Press "Enter" to skip to content

Tag: Private Eleanor

Private Eleanor-No Straight Lines

privateeleanorBand Name: Private Eleanor
Album Name: No Straight Lines
Best Element: Very strong musicianship throughout
Genre: Indie Rock
Label Name: The Beechfields
Band E-mail:

Private Eleanor strives for individuality in a market flooded by indie-folk-rock artists, and in their struggle, they have succeeded. No Straight Lines is an infectious, engaging indie rock album with a certain something to the sound that is all their own.

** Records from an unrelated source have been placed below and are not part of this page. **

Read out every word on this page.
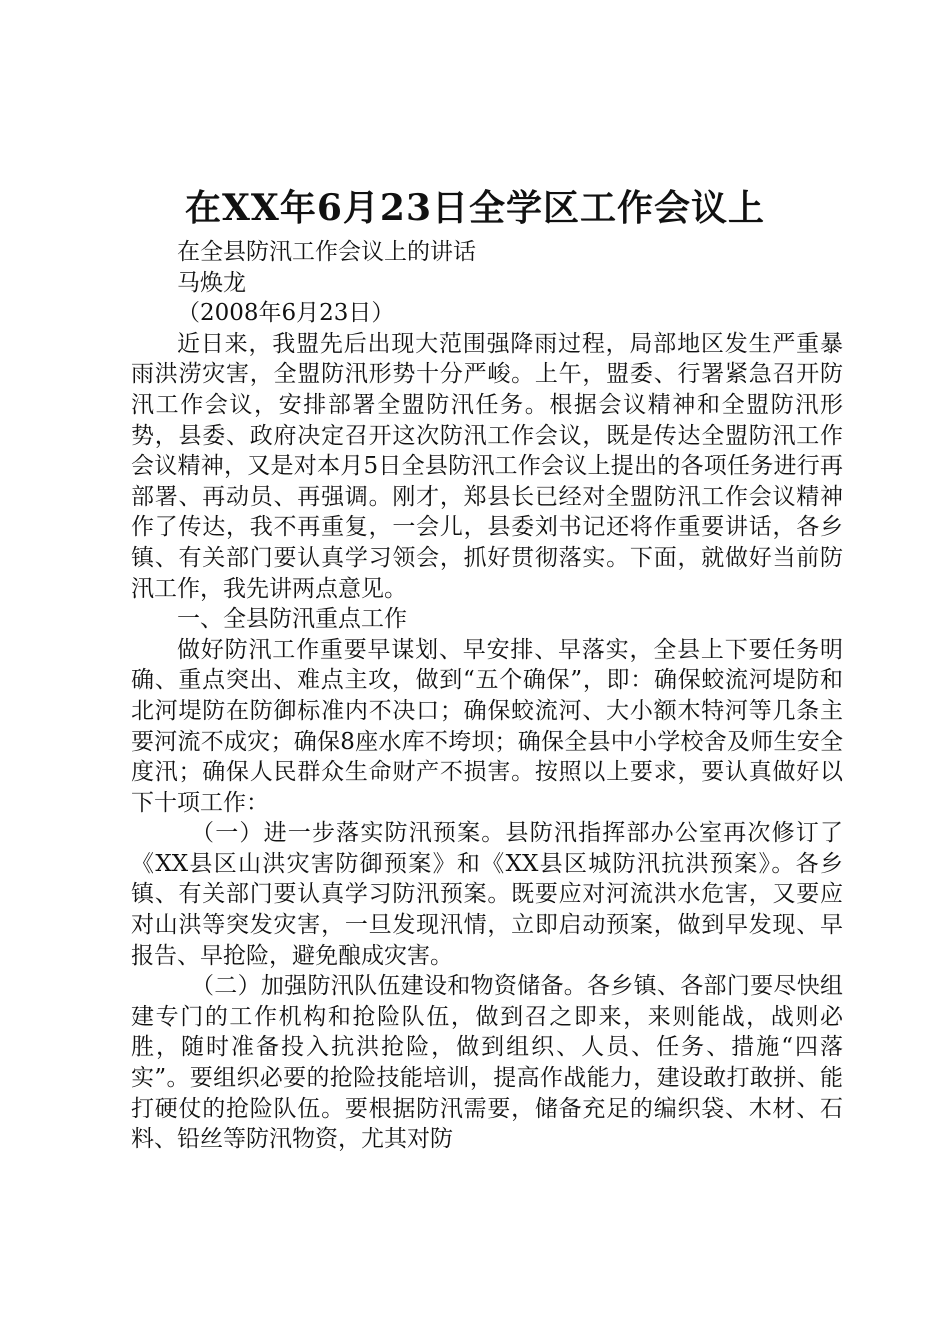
在XX年6月23日全学区工作会议上

在全县防汛工作会议上的讲话

马焕龙

（2008年6月23日）

近日来，我盟先后出现大范围强降雨过程，局部地区发生严重暴雨洪涝灾害，全盟防汛形势十分严峻。上午，盟委、行署紧急召开防汛工作会议，安排部署全盟防汛任务。根据会议精神和全盟防汛形势，县委、政府决定召开这次防汛工作会议，既是传达全盟防汛工作会议精神，又是对本月5日全县防汛工作会议上提出的各项任务进行再部署、再动员、再强调。刚才，郑县长已经对全盟防汛工作会议精神作了传达，我不再重复，一会儿，县委刘书记还将作重要讲话，各乡镇、有关部门要认真学习领会，抓好贯彻落实。下面，就做好当前防汛工作，我先讲两点意见。

一、全县防汛重点工作

做好防汛工作重要早谋划、早安排、早落实，全县上下要任务明确、重点突出、难点主攻，做到“五个确保”，即：确保蛟流河堤防和北河堤防在防御标准内不决口；确保蛟流河、大小额木特河等几条主要河流不成灾；确保8座水库不垮坝；确保全县中小学校舍及师生安全度汛；确保人民群众生命财产不损害。按照以上要求，要认真做好以下十项工作：

（一）进一步落实防汛预案。县防汛指挥部办公室再次修订了《XX县区山洪灾害防御预案》和《XX县区城防汛抗洪预案》。各乡镇、有关部门要认真学习防汛预案。既要应对河流洪水危害，又要应对山洪等突发灾害，一旦发现汛情，立即启动预案，做到早发现、早报告、早抢险，避免酿成灾害。

（二）加强防汛队伍建设和物资储备。各乡镇、各部门要尽快组建专门的工作机构和抢险队伍，做到召之即来，来则能战，战则必胜，随时准备投入抗洪抢险，做到组织、人员、任务、措施“四落实”。要组织必要的抢险技能培训，提高作战能力，建设敢打敢拼、能打硬仗的抢险队伍。要根据防汛需要，储备充足的编织袋、木材、石料、铅丝等防汛物资，尤其对防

Their overall sound is very pleasing to the ear and very relaxing, evoking a feeling of driving through a rural countryside at noon with the sun bright overhead, completely at ease and singing along. This is due to the fact that the musicianship on No Straight Lines is incredible. The use of strings in many places throughout the CD is excellent, adding an ethereal quality wherever they are used. At times, there is just a hint of keyboard, adding the same type of delicate feeling. The vocals are haunting and beautiful.

The writing on No Straight Lines is incredible as well. Each song is mature and poetic, encompassing a particular moment in time or a feeling that is hard to express in words. This is always done cleverly and with a minimal amount of cliché, as each song sets you up for a story that you really want to hear. Lyrics that stand out are from “Seventeen”: “On a two-lane blacktop that runs southeast to an ocean we can’t see/you are waiting for me to flip the tape/to play a song to keep you awake/But there are no love songs/when it’s right, you know.” More memorable lines come from “Babe Ruth”: “Babe Ruth died on a Monday in August/Made the front page for the first time in years/That was the paper my daddy read in the waiting room the day I got here/He knew that he’d be in those pages too someday.”

For anyone who is into indie rock in the vein of Death Cab for Cutie or Bright Eyes, but with a soothing undertone like that of The Shins, Private Eleanor’s No Straight Lines is not a CD to be missed.